Le constat est sans appel : le cadre réglementaire est perçu comme désuet, inefficace et inadapté aux défis contemporains.
Les résultats révèlent ce qui suit :
- une application partielle des dispositions relatives aux comités d’audit ;
- une indépendance souvent théorique des commissaires aux comptes, confrontée à des pressions économiques et relationnelles ;
- des mécanismes de contrôle insuffisants, affaiblis par la complexité réglementaire et la faiblesse des sanctions ;
- une absence d’harmonisation entre les différentes instances de contrôle et un manque de sensibilisation des dirigeants à la gouvernance comme outil de création de valeur, et non simple obligation formelle.
Selon Derbel, la loi a permis de poser les fondations, mais elle n’a pas réussi à ancrer une culture de gouvernance vivante et évolutive. Les entreprises participant à l’enquête pour l’étude évoquent un écart croissant entre les textes et la réalité du terrain : plusieurs obligations légales (comme la publication des rapports d’audit ou la création effective de comités de gouvernance restent) sont faiblement respectées faute d’incitations ou de mesures légales adaptées.
« La loi de 2005 n’a pas évolué avec le monde économique. Il est temps d’adapter nos outils de gouvernance aux réalités de 2025. »
Les commissaires aux comptes, de leur côté, dénoncent un cadre « rétrograde et parfois paralysant », où la responsabilité pénale constitue une menace permanente, décourageant les prises de position indépendantes. Beaucoup plaident pour une clarification des rôles et une révision du régime de responsabilité, jugée inéquitable.
Derbel a également mis en exergue l’insuffisance du dispositif de transparence financière, citant les défauts du registre national des entreprises et la lenteur des procédures de mise à jour des données. « Nous avons un cadre légal bien intentionné, mais il est resté au stade déclaratif. Il faut maintenant un système vivant, agile et harmonisé avec les pratiques internationales », a-t-il conclu.

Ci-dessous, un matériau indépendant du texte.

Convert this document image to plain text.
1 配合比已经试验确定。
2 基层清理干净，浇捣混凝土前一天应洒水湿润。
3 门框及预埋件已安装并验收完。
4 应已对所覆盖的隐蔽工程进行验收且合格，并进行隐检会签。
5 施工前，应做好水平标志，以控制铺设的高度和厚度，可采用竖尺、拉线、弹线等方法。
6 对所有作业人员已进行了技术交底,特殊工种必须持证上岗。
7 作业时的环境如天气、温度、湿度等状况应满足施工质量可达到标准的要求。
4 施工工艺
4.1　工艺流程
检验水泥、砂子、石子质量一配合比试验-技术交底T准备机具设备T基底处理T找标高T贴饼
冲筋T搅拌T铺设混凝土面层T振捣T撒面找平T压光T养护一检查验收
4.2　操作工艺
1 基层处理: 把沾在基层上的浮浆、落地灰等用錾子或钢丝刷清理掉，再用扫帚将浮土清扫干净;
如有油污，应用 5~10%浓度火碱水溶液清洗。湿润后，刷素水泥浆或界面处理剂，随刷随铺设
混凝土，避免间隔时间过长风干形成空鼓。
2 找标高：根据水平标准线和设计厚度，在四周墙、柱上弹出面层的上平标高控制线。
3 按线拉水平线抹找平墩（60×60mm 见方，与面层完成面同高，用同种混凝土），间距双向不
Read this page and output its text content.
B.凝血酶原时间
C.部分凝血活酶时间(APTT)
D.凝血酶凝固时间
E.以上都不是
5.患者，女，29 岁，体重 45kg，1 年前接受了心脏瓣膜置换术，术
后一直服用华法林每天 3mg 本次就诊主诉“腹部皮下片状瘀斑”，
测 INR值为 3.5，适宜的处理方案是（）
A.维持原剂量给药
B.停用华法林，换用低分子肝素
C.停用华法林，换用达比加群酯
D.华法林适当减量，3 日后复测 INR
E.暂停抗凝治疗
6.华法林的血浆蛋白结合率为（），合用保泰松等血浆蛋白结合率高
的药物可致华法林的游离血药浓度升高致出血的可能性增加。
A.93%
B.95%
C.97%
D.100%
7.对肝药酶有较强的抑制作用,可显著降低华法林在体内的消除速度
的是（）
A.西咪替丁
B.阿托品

Des pistes de réforme concrètes
Partant de ces résultats, le CTGE formule plusieurs recommandations prioritaires :
- réviser la loi de 2005 pour y intégrer les nouvelles exigences liées à la digitalisation, à la conformité extra-financière et à la gouvernance environnementale et sociale (ESG) ;
- mettre en place une supervision centralisée et active, capable de suivre en temps réel les pratiques de gouvernance au sein des entreprises ;
- alléger la responsabilité pénale des commissaires aux comptes, en la recentrant sur la faute grave, afin d’éviter la paralysie du contrôle ;
- rendre obligatoire la nomination des comités d’audit dans toutes les sociétés dépassant un certain seuil d’activité ;
- créer un registre public des administrateurs, garantissant leur indépendance et leur qualification professionnelle.
Ces propositions traduisent une volonté claire : sortir d’une gouvernance « papier » pour construire une gouvernance de conviction et de résultat.
« Les entreprises comme les commissaires aux comptes jugent le cadre actuel désuet, inefficace et inadapté aux défis économiques. »
Néji Hergli : « Une législation en décalage avec son temps »
Prenant la parole à son tour, Néji Hergli, président d’honneur de l’Ordre des Experts Comptables de Tunisie (OECT), a livré une analyse sans complaisance du cadre juridique existant.
Pour lui, la loi n°2005-96, malgré son ambition initiale, « n’a pas su évoluer avec la société économique ». Elle demeure prisonnière d’un formalisme excessif, souvent déconnecté des pratiques réelles de gestion et de contrôle.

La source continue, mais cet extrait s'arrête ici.